Nachdem sie dem Pfad immer weiter gefolgt war, erreichte sie endlich ein Tor. Auf diesem waren hylianische Schriftzeichen zu sehen. Vermutlich stand dort etwas mit Goronia, doch das konnte sie ja nur erahnen. So war das eben, wenn man nicht lesen konnte. Nun denn, sie durchschritt das Tor und erreichte endlich, nach gefühlten Stunden, Goronia.
Goronia... Von allen Städten Hyrules war diese wohl die primitivste, doch dies entsprach eben der Art und Weise, wie die Goronen lebten.

So... Wie fand sie nun heraus, ob Daruk irgendwo in der Stadt oder eben in seinem Titanen war? Sie überquerte die Brücke, die sich durch Goronia zog und schaute sich um. Vielleicht konnte sie in einem Geschäft nachfragen oder-
Weiter nachdenken konnte sie nicht, da etwas sie urplötzlich am Bein rammte, woraufhin sie um ein Haar den Boden küsste. Säuerlich schaute sie zu dem Goronenjungen herunter, welcher dafür verantwortlich war. „T'schuldigung", sagte dieser und sah mit großen Augen zu Raisa auf.

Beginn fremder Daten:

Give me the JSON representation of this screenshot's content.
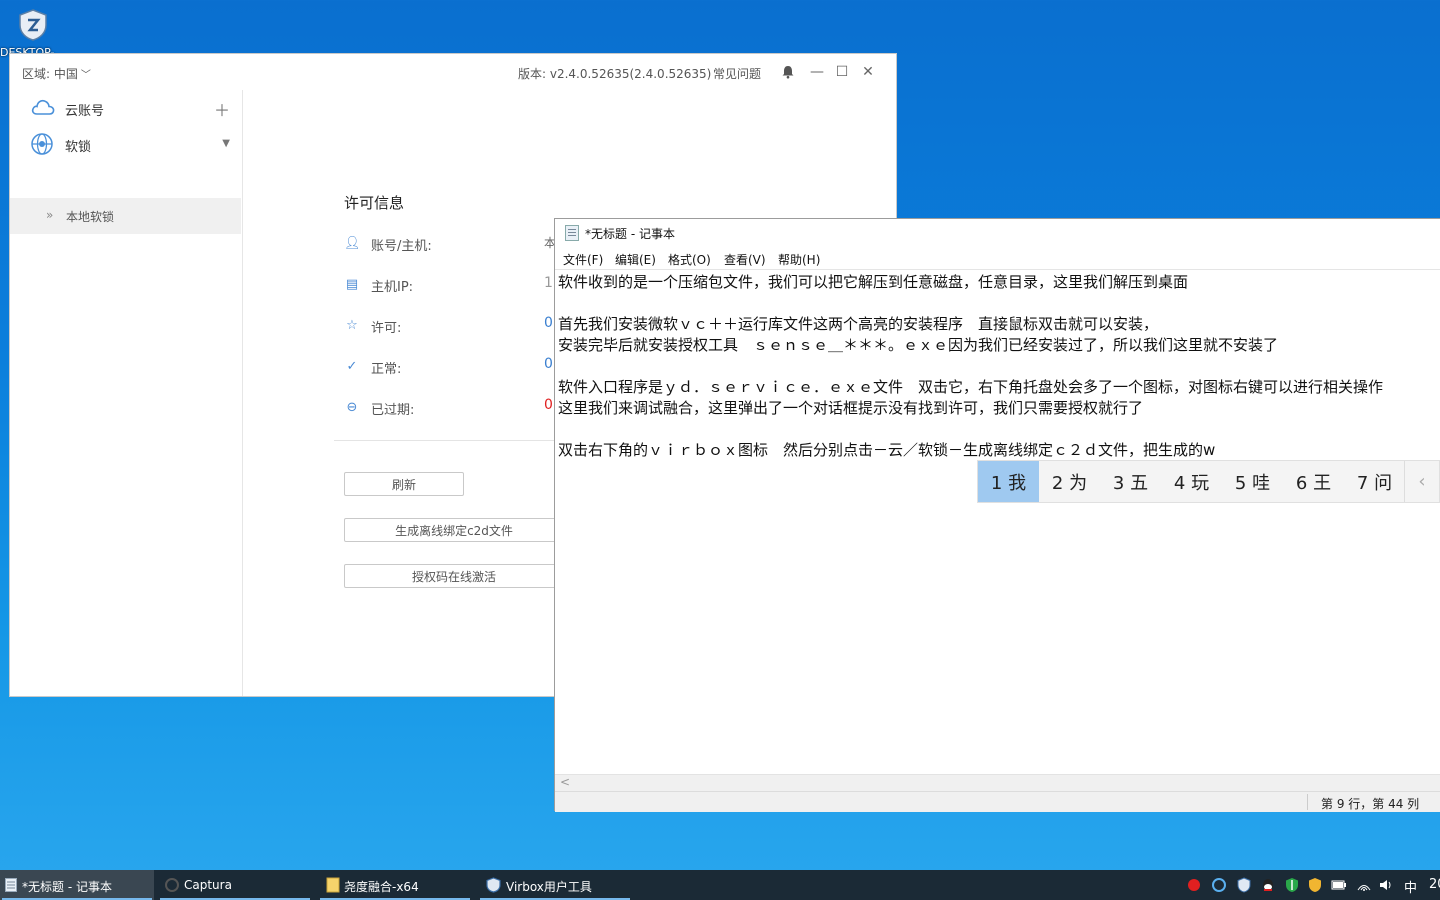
{
  "desktop": {
    "icon_label": "DESKTOP-..."
  },
  "virbox": {
    "region_label": "区域: 中国",
    "version_label": "版本: v2.4.0.52635(2.4.0.52635)",
    "faq_label": "常见问题",
    "sidebar": {
      "cloud_account": "云账号",
      "soft_lock": "软锁",
      "local_soft_lock": "本地软锁"
    },
    "license": {
      "title": "许可信息",
      "rows": [
        {
          "key": "账号/主机:",
          "value": "本"
        },
        {
          "key": "主机IP:",
          "value": "1"
        },
        {
          "key": "许可:",
          "value": "0"
        },
        {
          "key": "正常:",
          "value": "0"
        },
        {
          "key": "已过期:",
          "value": "0"
        }
      ],
      "expired_color": "#e02020",
      "value_color": "#3a7fd0"
    },
    "buttons": {
      "refresh": "刷新",
      "generate_c2d": "生成离线绑定c2d文件",
      "online_activate": "授权码在线激活"
    }
  },
  "notepad": {
    "title": "*无标题 - 记事本",
    "menu": [
      "文件(F)",
      "编辑(E)",
      "格式(O)",
      "查看(V)",
      "帮助(H)"
    ],
    "lines": [
      "软件收到的是一个压缩包文件，我们可以把它解压到任意磁盘，任意目录，这里我们解压到桌面",
      "",
      "首先我们安装微软ｖｃ＋＋运行库文件这两个高亮的安装程序　直接鼠标双击就可以安装，",
      "安装完毕后就安装授权工具　ｓｅｎｓｅ＿＊＊＊。ｅｘｅ因为我们已经安装过了，所以我们这里就不安装了",
      "",
      "软件入口程序是ｙｄ．ｓｅｒｖｉｃｅ．ｅｘｅ文件　双击它，右下角托盘处会多了一个图标，对图标右键可以进行相关操作",
      "这里我们来调试融合，这里弹出了一个对话框提示没有找到许可，我们只需要授权就行了",
      "",
      "双击右下角的ｖｉｒｂｏｘ图标　然后分别点击－云／软锁－生成离线绑定ｃ２ｄ文件，把生成的w"
    ],
    "status": "第 9 行，第 44 列"
  },
  "ime": {
    "candidates": [
      "1 我",
      "2 为",
      "3 五",
      "4 玩",
      "5 哇",
      "6 王",
      "7 问"
    ],
    "prev": "‹"
  },
  "taskbar": {
    "items": [
      {
        "label": "*无标题 - 记事本"
      },
      {
        "label": "Captura"
      },
      {
        "label": "尧度融合-x64"
      },
      {
        "label": "Virbox用户工具"
      }
    ],
    "ime_mode": "中",
    "clock": "20"
  }
}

„Wenn du nicht willst, dass ich dich mit Steinen vollstopfe, bis du platzt, dann sorgst du jetzt dafür, dass ich meinen Willen kriege, ja?" Der Junge schien über ihre Ausdrucksweise überrascht zu sein. Oder es verstörte ihn. Die Goronen hatten ja auch einen ziemlich harten Ton drauf, wenn sie miteinander sprachen, doch niemand wagte es vermutlich so gehässig zu sein, wie Raisa.
„Ich will, dass Daruk, euer Recke, hier auftaucht. Ich habe ein Gespräch mit ihm zu führen", sagte sie. „Dafür brauchst du den Jungen nicht loszuschicken." Auch gut. Raisa drehte sich um und sah zu Daruk auf – der kam ja wie gerufen. „Dann verzieh dich, Kleiner", sagte sie. Der Goronenjunge setzte sich in Bewegung und rollte davon.

„Es muss schon wichtig für dich sein, wenn du trotz allen Umständen hier herkommst", sagte Daruk. „Du triffst den Nagel auf den Kopf", antwortete sie.